# Canon pricing



## islander (Sep 6, 2011)

The 1Ds MK3 is listed as low as $6599 in Canada but no stock. If Canon is to come out with a new model typically whats the trend in terms of pricing. Would the new MK4 (if that's what it's called) generally be priced well over the past model and take several months to drop? Curious if anyone knows how the higher end digital cameras were priced with Canon.


----------



## DJL329 (Sep 6, 2011)

islander said:


> The 1Ds MK3 is listed as low as $6599 in Canada but no stock. If Canon is to come out with a new model typically whats the trend in terms of pricing. Would the new MK4 (if that's what it's called) generally be priced well over the past model and take several months to drop?
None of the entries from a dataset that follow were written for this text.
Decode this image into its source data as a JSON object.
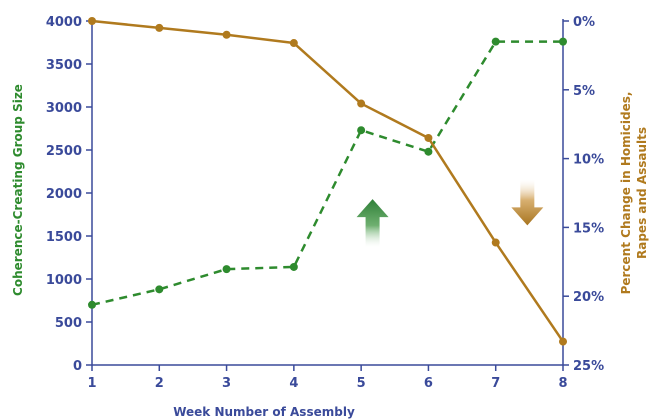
{
  "chart_data": {
    "type": "line",
    "xlabel": "Week Number of Assembly",
    "ylabel_left": "Coherence-Creating Group Size",
    "ylabel_right_line1": "Percent Change in Homicides,",
    "ylabel_right_line2": "Rapes and Assaults",
    "x": [
      1,
      2,
      3,
      4,
      5,
      6,
      7,
      8
    ],
    "x_tick_labels": [
      "1",
      "2",
      "3",
      "4",
      "5",
      "6",
      "7",
      "8"
    ],
    "ylim_left": [
      0,
      4000
    ],
    "y_left_ticks": [
      "0",
      "500",
      "1000",
      "1500",
      "2000",
      "2500",
      "3000",
      "3500",
      "4000"
    ],
    "ylim_right": [
      0,
      25
    ],
    "y_right_ticks": [
      "0%",
      "5%",
      "10%",
      "15%",
      "20%",
      "25%"
    ],
    "grid": false,
    "colors": {
      "axis": "#3a4a9a",
      "group_size": "#2e8b2e",
      "crime_change": "#b07a1e",
      "up_arrow": "#3f8f45",
      "down_arrow": "#b88a35"
    },
    "series": [
      {
        "axis": "left",
        "style": "dashed",
        "marker": "circle",
        "values": [
          700,
          880,
          1115,
          1140,
          2730,
          2480,
          3760,
          3760
        ]
      },
      {
        "axis": "right",
        "style": "solid",
        "marker": "circle",
        "values": [
          0,
          0.5,
          1.0,
          1.6,
          6.0,
          8.5,
          16.1,
          23.3
        ]
      }
    ],
    "annotations": [
      {
        "type": "up-arrow",
        "x": 5.17,
        "value_left": 1650
      },
      {
        "type": "down-arrow",
        "x": 7.47,
        "value_left": 1880
      }
    ]
  }
}
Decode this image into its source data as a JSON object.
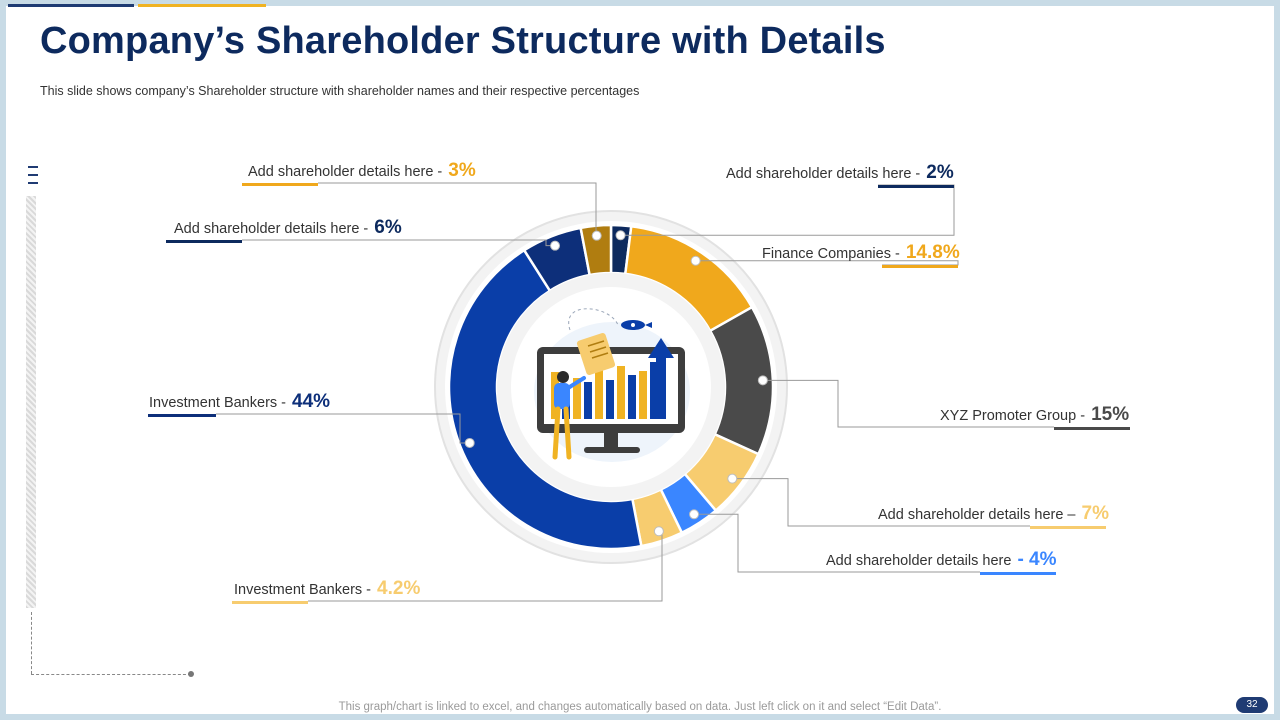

Curious if anyone knows how the higher end digital cameras were priced with Canon.



When the 1Ds Mark III was originally released, it was $7,999 (US). Here's a link to a press release from 2007. The original price is listed about a page down, right above the section titled "*History*."

http://www.imaging-resource.com/PRODS/E1DSMK3/E1DSMK3A.HTM

Judging by the increased cost of the new "L" lenses (70-200mm f/2.8L II, 300mm f/2.8L II and 400mm f/2.8L II), the replacement will be more than $8,000.


----------



## CanineCandidsByL (Sep 7, 2011)

I haven't looked too hard, but generally I noticed about a 20% increase in price for the new models of canon's more expensive gear. Thats about 9600 (1.2 * 8000). Not sure if that can hold in the current economy, but I would be prepared for a camera near the 10k mark. I'm really hoping they make it at the same 8k though.


----------



## islander (Sep 8, 2011)

Thanks for the responses-I located a new MK3 and it's on it's way, should arrive tomorrow.


----------